At the heart of Lawnchair is Launcher3 — the open-source base from which the Pixel Launcher is built. On its own it's pretty barebones, giving you a basic home screen layout and swipeable app tray. Lawnchair faithfully recreates almost all of the features of the Pixel Launcher from scratch, with the only major exception being the weather widget opposite the Google pill button.
The Pixel features that are included can be easily customized, or removed entirely if they're not your cup of tea. That includes the Google button, rounded icons and even the Google Feed (aka Google Now) panel over on the left.
By default, Lawnchair is a faithful recreation of the Pixel Launcher — but you can customize just about everything to your own liking.
Like any modern launcher, you can endlessly customize the way Lawnchair looks, if the standard information density and visual style isn't to your liking. Icon packs are supported, there's a full "dark mode" to pare back the whites of the app drawer and menus — and of course the size, shape and grid layout of your home screens can be tweaked too.

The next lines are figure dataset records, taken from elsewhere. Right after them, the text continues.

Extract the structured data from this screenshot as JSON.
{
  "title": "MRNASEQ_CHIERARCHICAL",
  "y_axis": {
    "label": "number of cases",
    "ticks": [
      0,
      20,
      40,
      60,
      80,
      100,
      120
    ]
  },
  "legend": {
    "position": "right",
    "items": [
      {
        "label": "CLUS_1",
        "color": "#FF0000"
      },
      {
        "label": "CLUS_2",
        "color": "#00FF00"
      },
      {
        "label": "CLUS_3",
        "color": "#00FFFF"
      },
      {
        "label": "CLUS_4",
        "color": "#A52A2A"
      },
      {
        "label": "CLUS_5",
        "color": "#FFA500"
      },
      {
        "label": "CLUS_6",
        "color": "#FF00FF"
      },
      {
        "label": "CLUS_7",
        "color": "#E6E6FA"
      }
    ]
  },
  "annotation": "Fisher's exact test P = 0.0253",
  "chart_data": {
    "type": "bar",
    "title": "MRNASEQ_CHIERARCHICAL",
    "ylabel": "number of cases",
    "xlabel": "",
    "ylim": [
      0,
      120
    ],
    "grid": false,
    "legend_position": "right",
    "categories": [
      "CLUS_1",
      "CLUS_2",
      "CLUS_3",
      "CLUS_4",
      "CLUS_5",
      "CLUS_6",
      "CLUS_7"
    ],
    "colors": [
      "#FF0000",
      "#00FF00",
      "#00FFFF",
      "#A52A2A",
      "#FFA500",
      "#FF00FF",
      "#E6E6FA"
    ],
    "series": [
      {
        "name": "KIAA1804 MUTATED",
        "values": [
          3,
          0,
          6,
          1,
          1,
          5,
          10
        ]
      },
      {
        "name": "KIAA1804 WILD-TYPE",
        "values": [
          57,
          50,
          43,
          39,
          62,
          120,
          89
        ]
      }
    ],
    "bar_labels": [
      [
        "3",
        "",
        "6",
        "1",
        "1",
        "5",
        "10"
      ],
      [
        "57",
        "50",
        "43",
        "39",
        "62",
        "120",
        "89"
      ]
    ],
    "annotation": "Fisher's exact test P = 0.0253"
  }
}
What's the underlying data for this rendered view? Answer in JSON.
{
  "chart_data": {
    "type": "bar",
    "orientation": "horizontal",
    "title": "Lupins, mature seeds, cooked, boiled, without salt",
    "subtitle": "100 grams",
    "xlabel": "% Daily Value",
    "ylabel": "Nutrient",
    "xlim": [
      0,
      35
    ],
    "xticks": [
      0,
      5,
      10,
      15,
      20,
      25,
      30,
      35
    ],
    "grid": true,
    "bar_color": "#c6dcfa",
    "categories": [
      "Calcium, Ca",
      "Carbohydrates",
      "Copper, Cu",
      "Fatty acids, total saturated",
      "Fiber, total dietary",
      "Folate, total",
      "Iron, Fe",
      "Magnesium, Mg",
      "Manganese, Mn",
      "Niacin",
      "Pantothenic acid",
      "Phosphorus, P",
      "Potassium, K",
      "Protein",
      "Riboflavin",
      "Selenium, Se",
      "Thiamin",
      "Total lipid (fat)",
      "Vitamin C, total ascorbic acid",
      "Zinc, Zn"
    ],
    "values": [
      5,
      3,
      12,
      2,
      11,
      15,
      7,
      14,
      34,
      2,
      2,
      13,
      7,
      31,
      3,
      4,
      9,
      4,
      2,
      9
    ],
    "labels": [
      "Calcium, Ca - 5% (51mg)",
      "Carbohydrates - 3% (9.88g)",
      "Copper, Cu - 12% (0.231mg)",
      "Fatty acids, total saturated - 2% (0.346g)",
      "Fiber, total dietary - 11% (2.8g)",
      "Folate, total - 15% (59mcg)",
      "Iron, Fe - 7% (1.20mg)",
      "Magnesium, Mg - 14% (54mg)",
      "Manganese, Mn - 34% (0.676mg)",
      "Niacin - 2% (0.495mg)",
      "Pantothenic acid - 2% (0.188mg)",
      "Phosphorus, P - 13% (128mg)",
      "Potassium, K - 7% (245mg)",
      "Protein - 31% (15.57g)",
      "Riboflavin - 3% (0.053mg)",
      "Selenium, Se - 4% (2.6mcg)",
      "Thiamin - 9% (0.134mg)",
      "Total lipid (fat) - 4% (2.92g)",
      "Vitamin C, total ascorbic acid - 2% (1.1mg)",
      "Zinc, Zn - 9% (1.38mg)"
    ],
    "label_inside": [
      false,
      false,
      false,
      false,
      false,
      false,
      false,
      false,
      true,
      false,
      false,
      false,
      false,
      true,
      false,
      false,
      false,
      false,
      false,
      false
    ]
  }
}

Lawnchair even uses notification access to display Android O-style notification badges next to your app icons. And elsewhere, the developer has implemented O-style context menus for jumping to specific areas of apps, adding widgets, or renaming shortcuts.
Other handy gestures are included too, some borrowed from other launchers. OnePlus's swipe-down shortcut for the notification shade is enabled by default, and there's also an option to toggle the app drawer with a tap of the home key.
All of this adds up to a launcher with the slick performance and clean aesthetics of the Pixel launcher, with the added customization you get from many of the bigger names in Android launchers — plus support for new launcher features even on older versions of the OS.
It's early days, but this new launcher is off to a very promising start.
It's still early days for Lawnchair, but what I've seen so far is promising. And if you don't mind manually juggling APKs every week or so, what you'll find is a very capable, very pleasant home screen experience.
Lawnchair is available to download from Github and XDA Labs right now. You'll need to enable "unknown sources" to manually install the APK... at your own risk, of course.